Interview: Philosoph Otfried Höffe sieht das Recht in Europa überdehnt und missachtet

Die Flüchtlingskrise, der europäische Gedanke und das „alte Deutschland“ werden landauf, landab diskutiert und nicht selten für die eigenen politischen Zwecke instrumentalisiert. Der Tübinger Philosoph Otfried Höffe spannt im Interview den großen Bogen und gibt dem nationalen Patriotismus eine Abfuhr.

22.05.2016
  • Interview: Manfred Hantke

Herr Höffe, die Flüchtlinge träumen auf ihren Booten den europäischen Traum, viele Europäer aber wenden sich von Europa ab, beschwören den Nationalismus...

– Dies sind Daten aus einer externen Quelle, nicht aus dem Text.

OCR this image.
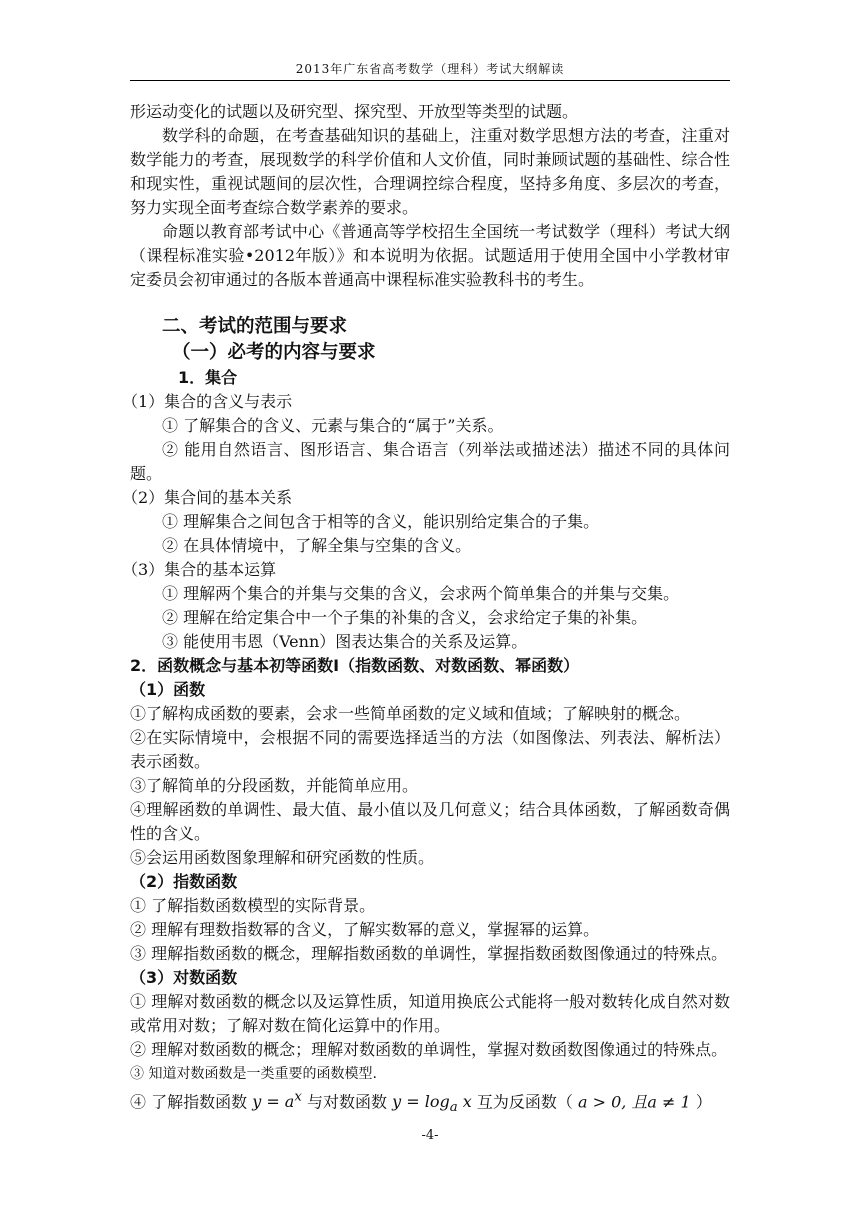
2013年广东省高考数学（理科）考试大纲解读

形运动变化的试题以及研究型、探究型、开放型等类型的试题。

数学科的命题，在考查基础知识的基础上，注重对数学思想方法的考查，注重对数学能力的考查，展现数学的科学价值和人文价值，同时兼顾试题的基础性、综合性和现实性，重视试题间的层次性，合理调控综合程度，坚持多角度、多层次的考查，努力实现全面考查综合数学素养的要求。

命题以教育部考试中心《普通高等学校招生全国统一考试数学（理科）考试大纲（课程标准实验•2012年版）》和本说明为依据。试题适用于使用全国中小学教材审定委员会初审通过的各版本普通高中课程标准实验教科书的考生。

二、考试的范围与要求

（一）必考的内容与要求

1．集合

（1）集合的含义与表示

① 了解集合的含义、元素与集合的“属于”关系。

② 能用自然语言、图形语言、集合语言（列举法或描述法）描述不同的具体问题。

（2）集合间的基本关系

① 理解集合之间包含于相等的含义，能识别给定集合的子集。

② 在具体情境中，了解全集与空集的含义。

（3）集合的基本运算

① 理解两个集合的并集与交集的含义，会求两个简单集合的并集与交集。

② 理解在给定集合中一个子集的补集的含义，会求给定子集的补集。

③ 能使用韦恩（Venn）图表达集合的关系及运算。

2．函数概念与基本初等函数Ⅰ（指数函数、对数函数、幂函数）

（1）函数

①了解构成函数的要素，会求一些简单函数的定义域和值域；了解映射的概念。

②在实际情境中，会根据不同的需要选择适当的方法（如图像法、列表法、解析法）表示函数。

③了解简单的分段函数，并能简单应用。

④理解函数的单调性、最大值、最小值以及几何意义；结合具体函数，了解函数奇偶性的含义。

⑤会运用函数图象理解和研究函数的性质。

（2）指数函数

① 了解指数函数模型的实际背景。

② 理解有理数指数幂的含义，了解实数幂的意义，掌握幂的运算。

③ 理解指数函数的概念，理解指数函数的单调性，掌握指数函数图像通过的特殊点。

（3）对数函数

① 理解对数函数的概念以及运算性质，知道用换底公式能将一般对数转化成自然对数或常用对数；了解对数在简化运算中的作用。

② 理解对数函数的概念；理解对数函数的单调性，掌握对数函数图像通过的特殊点。

③ 知道对数函数是一类重要的函数模型.

④ 了解指数函数 $y = a^x$ 与对数函数 $y = \log_a x$ 互为反函数（ a > 0, 且a ≠ 1 ）

-4-
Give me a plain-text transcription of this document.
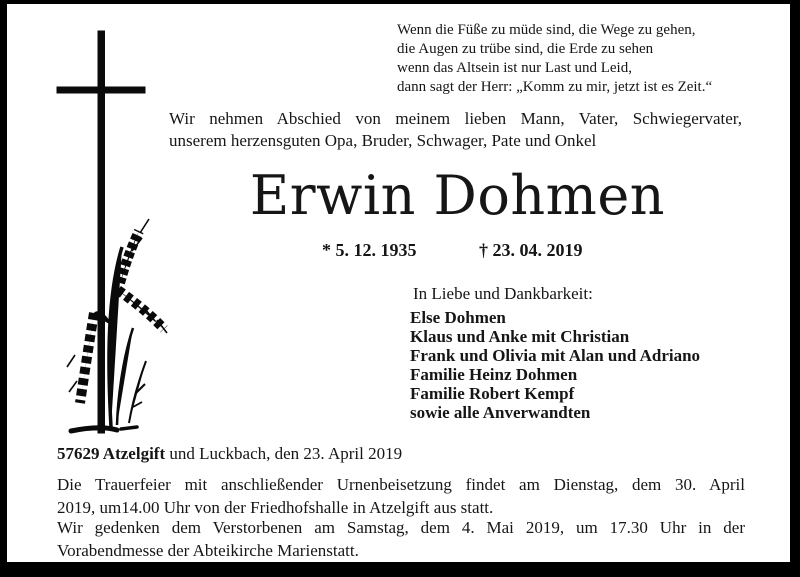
Wenn die Füße zu müde sind, die Wege zu gehen,
die Augen zu trübe sind, die Erde zu sehen
wenn das Altsein ist nur Last und Leid,
dann sagt der Herr: „Komm zu mir, jetzt ist es Zeit.“
Wir nehmen Abschied von meinem lieben Mann, Vater, Schwiegervater,
unserem herzensguten Opa, Bruder, Schwager, Pate und Onkel
Erwin Dohmen
* 5. 12. 1935	† 23. 04. 2019
In Liebe und Dankbarkeit:
Else Dohmen
Klaus und Anke mit Christian
Frank und Olivia mit Alan und Adriano
Familie Heinz Dohmen
Familie Robert Kempf
sowie alle Anverwandten
57629 Atzelgift und Luckbach, den 23. April 2019
Die Trauerfeier mit anschließender Urnenbeisetzung findet am Dienstag, dem 30. April
2019, um14.00 Uhr von der Friedhofshalle in Atzelgift aus statt.
Wir gedenken dem Verstorbenen am Samstag, dem 4. Mai 2019, um 17.30 Uhr in der
Vorabendmesse der Abteikirche Marienstatt.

Otfried Höffe: ... Die Flüchtlinge träumen nicht, sie sind von der Hoffnung beseelt, den Grausamkeiten ihrer Heimat zu entkommen. Von der Sprache, der Religion und der Mentalität her wären als Fluchtziel die unmittelbaren Nachbarn weit geeigneter. Die Werte, die sie suchen, Friede, Recht sowie einen gewissen Wohlstand, finden sie aber erst in der Ferne, in Europa. Nur herrschen dort nicht nur die genannten Werte, sondern auch nationale Eigeninteressen...

... die den europäischen Gedanken gefährden. So manch einer redet schon vom gescheiterten Europa.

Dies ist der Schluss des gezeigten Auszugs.